欧州中央銀行(ECB)は20日、社債の購入で脱炭素化を目指すために導入する措置の詳細を発表した。各企業に炭素排出量の実績や目標、情報開示に基づいて「気候スコア」を設定し、これに従って保有する社債で炭素排出量の少ない企業の割合を増やしていく。これにより気候変動関連の金融リスクの影響を低減するとともに、欧州連合(EU)の目標に沿ったグリーン経済への移行を支援する。
気候スコアは、過去の実績、今後の目標、情報開示を基準にする。過去の実績では、各企業の排出量の実績を同業他社などと比較してスコアを決める。今後の目標では、温室効果ガス排出量の削減目標で、野心的な脱炭素化目標を掲げる企業に高いスコアを与える。情報開示では、排出量の報告の質が高い企業を評価するもので、情報開示の改善を促すことも狙う。各企業の気候スコアの数値は開示しない。また気候スコアの算出方法は定期的に見直し、データや規制、リスク評価能力などの発展を考慮して変える可能性もあるとしている。
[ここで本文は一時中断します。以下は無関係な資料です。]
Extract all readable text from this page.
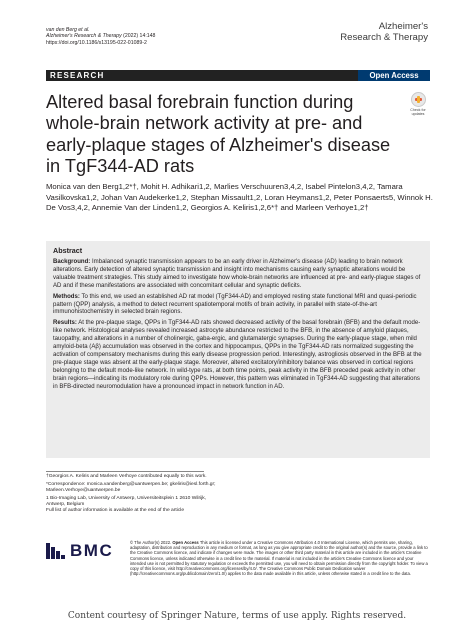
van den Berg et al.
Alzheimer's Research & Therapy (2022) 14:148
https://doi.org/10.1186/s13195-022-01089-2
Alzheimer's
Research & Therapy
RESEARCH	Open Access
Altered basal forebrain function during whole-brain network activity at pre- and early-plaque stages of Alzheimer's disease in TgF344-AD rats
Check for updates
Monica van den Berg1,2*†, Mohit H. Adhikari1,2, Marlies Verschuuren3,4,2, Isabel Pintelon3,4,2, Tamara Vasilkovska1,2, Johan Van Audekerke1,2, Stephan Missault1,2, Loran Heymans1,2, Peter Ponsaerts5, Winnok H. De Vos3,4,2, Annemie Van der Linden1,2, Georgios A. Keliris1,2,6*† and Marleen Verhoye1,2†
Abstract

Background: Imbalanced synaptic transmission appears to be an early driver in Alzheimer's disease (AD) leading to brain network alterations. Early detection of altered synaptic transmission and insight into mechanisms causing early synaptic alterations would be valuable treatment strategies. This study aimed to investigate how whole-brain networks are influenced at pre- and early-plague stages of AD and if these manifestations are associated with concomitant cellular and synaptic deficits.

Methods: To this end, we used an established AD rat model (TgF344-AD) and employed resting state functional MRI and quasi-periodic pattern (QPP) analysis, a method to detect recurrent spatiotemporal motifs of brain activity, in parallel with state-of-the-art immunohistochemistry in selected brain regions.

Results: At the pre-plaque stage, QPPs in TgF344-AD rats showed decreased activity of the basal forebrain (BFB) and the default mode-like network. Histological analyses revealed increased astrocyte abundance restricted to the BFB, in the absence of amyloid plaques, tauopathy, and alterations in a number of cholinergic, gaba-ergic, and glutamatergic synapses. During the early-plaque stage, when mild amyloid-beta (Aβ) accumulation was observed in the cortex and hippocampus, QPPs in the TgF344-AD rats normalized suggesting the activation of compensatory mechanisms during this early disease progression period. Interestingly, astrogliosis observed in the BFB at the pre-plaque stage was absent at the early-plaque stage. Moreover, altered excitatory/inhibitory balance was observed in cortical regions belonging to the default mode-like network. In wild-type rats, at both time points, peak activity in the BFB preceded peak activity in other brain regions—indicating its modulatory role during QPPs. However, this pattern was eliminated in TgF344-AD suggesting that alterations in BFB-directed neuromodulation have a pronounced impact in network function in AD.

†Georgios A. Keliris and Marleen Verhoye contributed equally to this work.

*Correspondence: monica.vandenberg@uantwerpen.be; gkeliris@iesl.forth.gr;
Marleen.Verhoye@uantwerpen.be

1 Bio-Imaging Lab, University of Antwerp, Universiteitsplein 1 2610 Wilrijk,
Antwerp, Belgium
Full list of author information is available at the end of the article

BMC	© The Author(s) 2022. Open Access This article is licensed under a Creative Commons Attribution 4.0 International License, which permits use, sharing, adaptation, distribution and reproduction in any medium or format, as long as you give appropriate credit to the original author(s) and the source, provide a link to the Creative Commons licence, and indicate if changes were made. The images or other third party material in this article are included in the article's Creative Commons licence, unless indicated otherwise in a credit line to the material. If material is not included in the article's Creative Commons licence and your intended use is not permitted by statutory regulation or exceeds the permitted use, you will need to obtain permission directly from the copyright holder. To view a copy of this licence, visit http://creativecommons.org/licenses/by/4.0/. The Creative Commons Public Domain Dedication waiver (http://creativecommons.org/publicdomain/zero/1.0/) applies to the data made available in this article, unless otherwise stated in a credit line to the data.
Content courtesy of Springer Nature, terms of use apply. Rights reserved.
気候スコアの適用は、10月1日以降に買い入れる全ての社債が対象。スコアの高い企業を優遇するが、低い企業でも購入対象から除外することはないという。また、購入する社債の全体量は引き続き金融政策だけに基づいて決定し、買い入れの適格基準も現時点では変更しない。
なお中銀は、2023年第1四半期(1~3月)からは保有する社債の気候関連の情報を開示し、地球温暖化対策の国際的枠組み「パリ協定」との整合性に向けた進捗(しんちょく)状況を定期的に報告することも明らかにしている。